Desert Willow

Desert Willow

Species: Chilopsis linearis
Alternate names: Flowering willow; willow-leaved catalpa
Leaves: The desert willow's long, narrow green leaves inspired the genus name "chilopsis," from the Greek for "resembling lips."
Flowers: Bell-shaped flowers ranging in color from white to pink.
Advantages: Fast grower, drought tolerant and easy to maintain. Can be pruned into a tree or left to grow as a multi-trunked shrub. Produces blooms throughout the summer. Attracts butterflies and hummingbirds. Spreads prolifically.
Disadvantages: Drops leaves and looks barren in winter. Has a relatively short life span of approximately 20 years.

The desert willow is a remarkably resilient species that grows rapidly in arid conditions that would kill most other trees. It rises up on median strips, in vacant lots—even through cracks in the pavement.

Once established, the desert willow requires very little care. An untended willow will take on the appearance of a shrub, with multiple trunks at or near ground level. It can easily be groomed into a small tree by cutting away branches near the base.
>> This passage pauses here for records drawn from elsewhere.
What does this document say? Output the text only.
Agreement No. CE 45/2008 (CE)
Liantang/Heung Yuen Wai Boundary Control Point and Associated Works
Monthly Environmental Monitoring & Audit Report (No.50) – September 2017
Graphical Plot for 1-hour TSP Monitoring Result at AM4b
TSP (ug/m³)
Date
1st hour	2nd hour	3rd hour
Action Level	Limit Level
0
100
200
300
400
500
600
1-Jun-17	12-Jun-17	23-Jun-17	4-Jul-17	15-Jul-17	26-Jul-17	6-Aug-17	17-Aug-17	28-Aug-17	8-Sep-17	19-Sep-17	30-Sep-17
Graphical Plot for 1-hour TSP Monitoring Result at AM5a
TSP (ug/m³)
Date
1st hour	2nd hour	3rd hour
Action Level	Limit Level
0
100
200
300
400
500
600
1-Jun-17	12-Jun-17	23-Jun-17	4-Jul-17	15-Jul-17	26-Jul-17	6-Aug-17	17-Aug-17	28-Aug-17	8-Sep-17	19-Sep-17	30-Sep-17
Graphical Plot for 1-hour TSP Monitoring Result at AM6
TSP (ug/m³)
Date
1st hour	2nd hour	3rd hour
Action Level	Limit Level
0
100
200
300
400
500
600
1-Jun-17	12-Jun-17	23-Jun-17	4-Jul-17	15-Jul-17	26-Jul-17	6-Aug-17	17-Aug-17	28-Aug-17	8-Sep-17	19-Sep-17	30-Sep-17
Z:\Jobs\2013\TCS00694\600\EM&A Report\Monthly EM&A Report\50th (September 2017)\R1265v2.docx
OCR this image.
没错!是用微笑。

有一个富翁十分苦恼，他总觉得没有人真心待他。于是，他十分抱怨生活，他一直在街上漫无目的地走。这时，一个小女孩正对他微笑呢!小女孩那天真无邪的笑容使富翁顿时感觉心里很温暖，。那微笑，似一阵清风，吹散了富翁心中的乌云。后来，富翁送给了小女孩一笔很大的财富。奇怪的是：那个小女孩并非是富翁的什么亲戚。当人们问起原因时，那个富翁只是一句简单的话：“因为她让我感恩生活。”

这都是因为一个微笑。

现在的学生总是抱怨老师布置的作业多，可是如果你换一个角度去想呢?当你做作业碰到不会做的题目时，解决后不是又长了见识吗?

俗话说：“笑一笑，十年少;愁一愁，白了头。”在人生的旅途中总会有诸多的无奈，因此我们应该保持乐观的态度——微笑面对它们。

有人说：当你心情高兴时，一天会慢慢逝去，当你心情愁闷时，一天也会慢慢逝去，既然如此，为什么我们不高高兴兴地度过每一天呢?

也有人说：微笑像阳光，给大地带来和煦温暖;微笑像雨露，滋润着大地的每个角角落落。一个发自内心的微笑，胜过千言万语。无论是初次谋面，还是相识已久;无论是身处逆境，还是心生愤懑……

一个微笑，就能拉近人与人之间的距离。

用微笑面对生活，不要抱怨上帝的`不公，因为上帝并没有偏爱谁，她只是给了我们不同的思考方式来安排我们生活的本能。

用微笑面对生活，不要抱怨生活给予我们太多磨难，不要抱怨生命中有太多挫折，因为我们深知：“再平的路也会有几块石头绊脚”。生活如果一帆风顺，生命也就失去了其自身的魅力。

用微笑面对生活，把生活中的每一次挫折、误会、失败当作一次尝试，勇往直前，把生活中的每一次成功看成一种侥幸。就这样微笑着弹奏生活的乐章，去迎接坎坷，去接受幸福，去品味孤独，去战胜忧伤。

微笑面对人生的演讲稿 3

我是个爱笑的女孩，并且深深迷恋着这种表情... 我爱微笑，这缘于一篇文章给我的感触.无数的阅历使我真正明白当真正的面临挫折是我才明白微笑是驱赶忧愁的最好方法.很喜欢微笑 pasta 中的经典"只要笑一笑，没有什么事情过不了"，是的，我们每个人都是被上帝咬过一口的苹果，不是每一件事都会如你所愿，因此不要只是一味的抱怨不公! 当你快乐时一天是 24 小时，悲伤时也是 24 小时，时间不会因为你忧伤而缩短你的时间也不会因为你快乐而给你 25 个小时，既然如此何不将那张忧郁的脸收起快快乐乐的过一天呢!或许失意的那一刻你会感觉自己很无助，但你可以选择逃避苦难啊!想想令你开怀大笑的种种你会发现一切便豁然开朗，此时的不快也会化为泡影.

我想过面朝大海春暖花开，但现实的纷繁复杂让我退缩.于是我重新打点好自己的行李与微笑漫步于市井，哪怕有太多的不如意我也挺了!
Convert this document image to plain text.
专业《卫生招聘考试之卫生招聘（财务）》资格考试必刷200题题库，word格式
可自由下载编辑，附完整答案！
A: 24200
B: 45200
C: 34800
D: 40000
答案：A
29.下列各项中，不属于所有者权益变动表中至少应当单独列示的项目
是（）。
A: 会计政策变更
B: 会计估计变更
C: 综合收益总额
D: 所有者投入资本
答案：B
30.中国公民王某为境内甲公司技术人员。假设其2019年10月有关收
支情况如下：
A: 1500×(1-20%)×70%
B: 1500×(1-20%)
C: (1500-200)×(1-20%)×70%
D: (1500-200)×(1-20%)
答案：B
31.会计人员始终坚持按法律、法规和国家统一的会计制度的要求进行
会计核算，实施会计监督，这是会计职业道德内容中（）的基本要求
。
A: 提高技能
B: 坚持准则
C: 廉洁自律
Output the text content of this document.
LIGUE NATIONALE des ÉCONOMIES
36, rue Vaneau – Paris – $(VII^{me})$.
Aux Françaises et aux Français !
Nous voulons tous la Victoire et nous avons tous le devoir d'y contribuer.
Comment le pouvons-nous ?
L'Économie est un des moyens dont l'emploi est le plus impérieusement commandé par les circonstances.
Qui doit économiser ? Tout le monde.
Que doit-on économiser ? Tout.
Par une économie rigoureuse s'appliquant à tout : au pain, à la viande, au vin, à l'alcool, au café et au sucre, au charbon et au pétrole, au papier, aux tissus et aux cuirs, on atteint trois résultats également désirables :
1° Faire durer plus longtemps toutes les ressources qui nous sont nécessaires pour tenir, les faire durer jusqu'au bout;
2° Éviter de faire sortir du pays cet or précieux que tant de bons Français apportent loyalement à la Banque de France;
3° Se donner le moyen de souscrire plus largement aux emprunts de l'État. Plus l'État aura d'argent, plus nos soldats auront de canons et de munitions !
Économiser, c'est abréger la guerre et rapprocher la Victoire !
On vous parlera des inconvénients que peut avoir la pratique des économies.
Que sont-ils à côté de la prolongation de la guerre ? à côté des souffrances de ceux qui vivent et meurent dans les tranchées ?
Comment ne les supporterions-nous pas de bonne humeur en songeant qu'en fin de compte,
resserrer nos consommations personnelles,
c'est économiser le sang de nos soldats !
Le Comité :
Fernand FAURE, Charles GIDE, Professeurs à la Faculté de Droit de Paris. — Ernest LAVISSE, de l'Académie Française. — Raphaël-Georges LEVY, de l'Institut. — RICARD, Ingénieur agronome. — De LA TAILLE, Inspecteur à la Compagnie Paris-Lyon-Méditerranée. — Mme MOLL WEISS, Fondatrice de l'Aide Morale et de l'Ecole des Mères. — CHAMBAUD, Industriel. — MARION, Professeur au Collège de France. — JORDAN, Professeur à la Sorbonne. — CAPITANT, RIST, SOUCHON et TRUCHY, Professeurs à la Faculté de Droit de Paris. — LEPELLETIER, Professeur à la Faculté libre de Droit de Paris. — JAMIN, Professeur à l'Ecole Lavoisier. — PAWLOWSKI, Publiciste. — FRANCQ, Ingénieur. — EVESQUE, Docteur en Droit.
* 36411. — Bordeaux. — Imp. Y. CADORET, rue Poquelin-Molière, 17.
At maturity, it will reach a height of 25 to 30 feet.

The desert willow produces its fluffy seeds inside a long capsule/bean. You can grow them from seeds or cuttings, or, you can buy one, plant it and wait a couple of years—chances are several progeny will take root in your yard from the original plant's scattered seeds.

Despite its name, the desert willow is not actually a willow, but a member of the bignonia family, which includes the catalpa and jacaranda trees.